Nice places in Gracia:

  • Origens: tasty, features a lot of Catalan dishes; also in El Born
  • Pappa E Citti: Italian/Catalan restaurant, with foodies as the waitresses. So much food!
  • Kibuka (good Japanese)
  • Sureny (creative tapas, not fancy decoration, but the food is really good)
  • Gelatteria Cafeteria Italiana in Plaça de la Revolució (one of the best ice cream places in Barcelona)
  • Creperie Bretonne (good crepes, and a classic of the area)

Fancier restaurants:

  • Comerç 24 (Ciutadella, modern tapas by a follower of Ferran Adria – El Bulli)
  • Passadis del Pep (Barri Gotic, really good seafood place, no menu, they just start bringing stuff, expensive!)
  • Da Greco: the surprise package of 3 vegetarian pastas is tasty, great tiramisu, and every entree comes with a side dish for the rest of the table to share.

Things to Do

  • Tourist sites:

    • Fat Tire Bike tours
    • All the Gaudi stuff (Park Guell, Pedrera, Batllo, etc)
    • The Plaza Espana route: Plaza España, Magic Fountain (which plays on Fri/Sat night), MNAC (free on Saturday afternoons and first Sundays), Olympic Stadium, Poble Espanyol (tiny replicas of architectural styles across Spain, not that impressive), Montjuic Castle, Cemetery at Montjuic (free tours on Sundays).
    • Sagrada Familia. I got a 3-hr tour from a fantastic guide, Tomas, who is a volunteer with the Church and gives special access to the crypt, basilica. Free, but donations accepted (people usually give 20 euros, because it’s so good). Only in Spanish.  tlurbis@hotmail.com
    • Montserrat is amazing for rock climbing/hiking. A local runner-up could be Tibidao.
    • The Barceloneta closer to the W has less pickpockets, supposedly.

Transportation

  • Bicing is amazing–45 euros for a year and you can take a bike out for 30 minutes at a time. There’re stops everywhere + a killer app with locations. Sometimes, bicing stations are out of bikes, but I’ve never walked very far without finding another one. You’ll need a Spain driver’s license/national ID–my roommate signed me up.
  • Metro is v.easy and if you get the 10 rides card for 9.80 euros, it’s much cheaper than the the single ride price tag of 2 euros.

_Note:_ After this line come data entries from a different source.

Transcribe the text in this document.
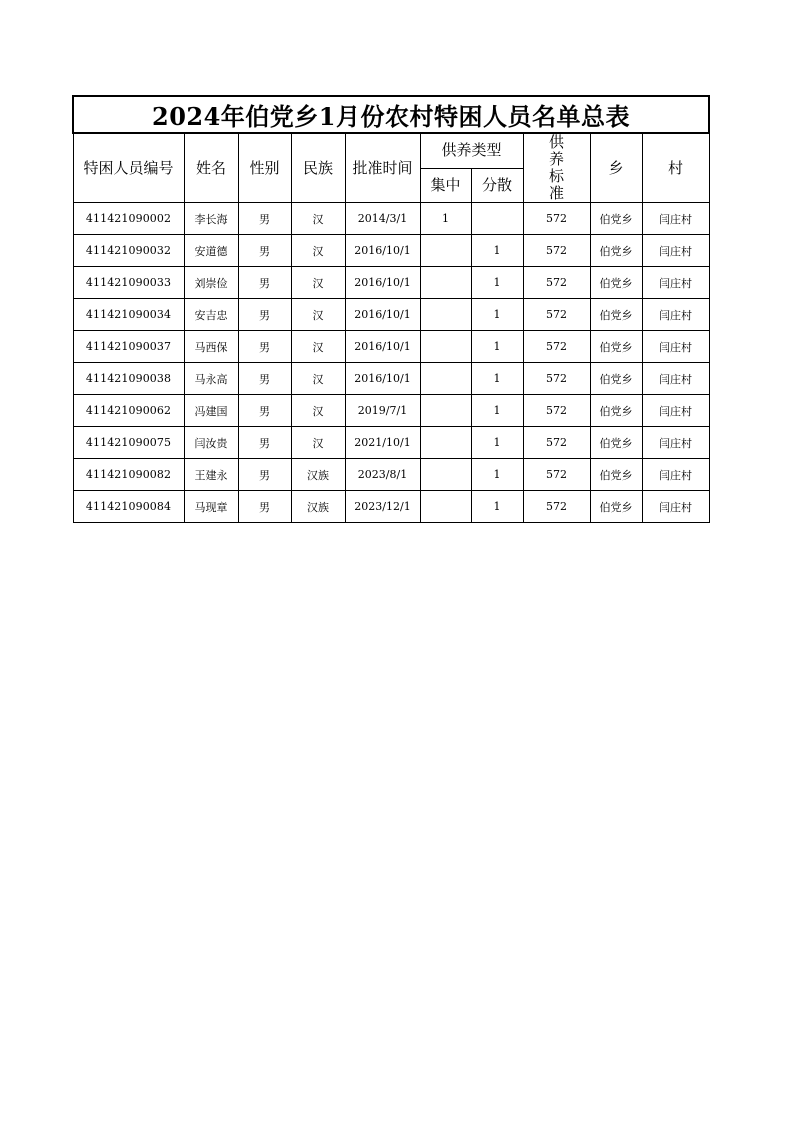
2024年伯党乡1月份农村特困人员名单总表									
特困人员编号	姓名	性别	民族	批准时间	供养类型		供养标准	乡	村
					集中	分散			
411421090002	李长海	男	汉	2014/3/1	1		572	伯党乡	闫庄村
411421090032	安道德	男	汉	2016/10/1		1	572	伯党乡	闫庄村
411421090033	刘崇俭	男	汉	2016/10/1		1	572	伯党乡	闫庄村
411421090034	安吉忠	男	汉	2016/10/1		1	572	伯党乡	闫庄村
411421090037	马西保	男	汉	2016/10/1		1	572	伯党乡	闫庄村
411421090038	马永高	男	汉	2016/10/1		1	572	伯党乡	闫庄村
411421090062	冯建国	男	汉	2019/7/1		1	572	伯党乡	闫庄村
411421090075	闫汝贵	男	汉	2021/10/1		1	572	伯党乡	闫庄村
411421090082	王建永	男	汉族	2023/8/1		1	572	伯党乡	闫庄村
411421090084	马现章	男	汉族	2023/12/1		1	572	伯党乡	闫庄村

There’s also monthly passes.
  • RENFE Spain Pass is 4 legs for 160 euros. Super-cheap, includes AVE, and only for tourists.
  • Taxi: 933.07.07.07, a premier service that uses Mercedes, yet still charges the same rate as other taxis. Also, they don’t do sneaky fees such as charging you for waiting or for the route to the apt (if you call a taxi).

Routine Things

  • Finding a phone: any cell phone carrier will do, they are all the same. Orange, Vodafone, or Telefonica have similar plans and network strength. Approx 5 euros for the SIM card and 8 centavos a minute/15 centavos per text.
  • You can find anything in Spain–would recommend packing less so you can bring home more. But pack sunscreen–it’s hella expensive in Spain.
  • I used a CapitalOne credit card and ATM card, which eliminated the fx fees and actually gave the exchange rate at market.

Finding a Place

  • Websites/Resources:

    • Loquo.com: the most listings, by far.
    • Idealista
    • AirBnb
    • Fotocasa.es: more for buying a place, but has some listings
    • Facebook group for IESE, ESADE. Also ask your facebook friends/connections to post ads for you.
  • Ask about how much light the room gets and if it’s interior (from inside the house)/exterior light. A room in an apartment in Gracia will run about 300-450 euros, and you can get discounts if you’re planning to stay longer.

Brushing up on Spanish

  • Duolingo.com, for good grammar practice
  • They sell tons of grammar books at Casa de libros, I liked Schaum’s Outline of Spanish Grammar the best.
  • Shurweb.es for streaming movies and tv shows.
  • Conversationexchange.com, for intercambios. Apparently the ratio of Spanish to English speakers is 10:1, so you’ll never be short of a practice partner. Also a great way to meet people.
  • You can also take lessons, which run 20 euros per hour (private lessons). Laura Castilla is a great teacher from Ole Barcelona and can give discounts.